Struggling all the way to the front at Alex's insistence produced irritability in his mother. As the bus went along, Alex saw the grim-looking castle keep and asked Edna for an explanation of it, which she gave but not so as to satisfy him. She was more at ease pointing out the marmalade factory and yet another ‘Puffing Billy' as she called it on the station bridge with the carriages lined up at the platform. Then came Osney Bridge and the view down the stretch of water. St Frideswide's Church was duly designated by Edna as the ‘house of God' and then they got up to make their way back to the stairs. They got off just past Haines's fish shop, crossed the road, and were in front of the house, when Edna suddenly stopped, making Alex, whose hand she was holding, fall backwards against her. She had seen her husband in his best suit at the front window, holding back the net curtains, waiting for her and their child to come back. He looked pale and anxious. After seeing them, he clumsily left the window and went to open the front door.
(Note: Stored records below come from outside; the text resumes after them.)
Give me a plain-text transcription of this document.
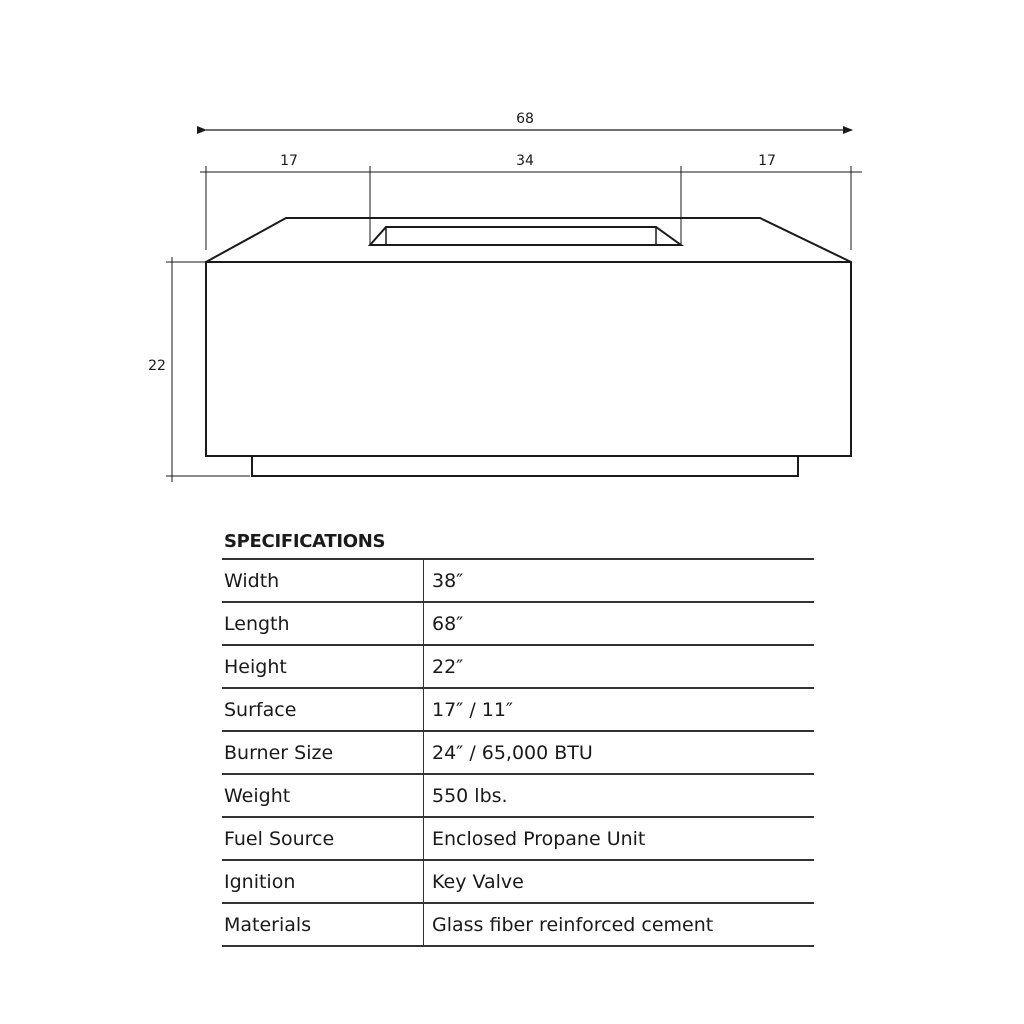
68
17	34	17
22
SPECIFICATIONS
Width	38″
Length	68″
Height	22″
Surface	17″ / 11″
Burner Size	24″ / 65,000 BTU
Weight	550 lbs.
Fuel Source	Enclosed Propane Unit
Ignition	Key Valve
Materials	Glass fiber reinforced cement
George was a few inches taller than Edna, and he put his arms right round her, reaching down to pat his son's cap saying, in as firm a voice as he could manage,

“It's gone, girl: direct hit on the back bedroom the night before last. Only the front room was still standing and there are a few bits of the furniture from there left; I got them taken to the firm's depository. The only good thing was that you were both here and I was on nights. The Anderson shelter might have kept us safe, but there was nothing left of that place we made under the stairs as an indoor shelter.”

They stood together on the doorstep for what seemed a very long time to Alex until a shared handkerchief wiped the first of the tears away from his parents' faces, and they went indoors. Joyce did not disguise the whisky this time, but gave it to her friends neat. She took Alex off with her to get something from Mr Haines's, making their absence last as long as she could. However, Alex really wanted to be with his parents just then, much as he enjoyed being on his own with Auntie Joyce.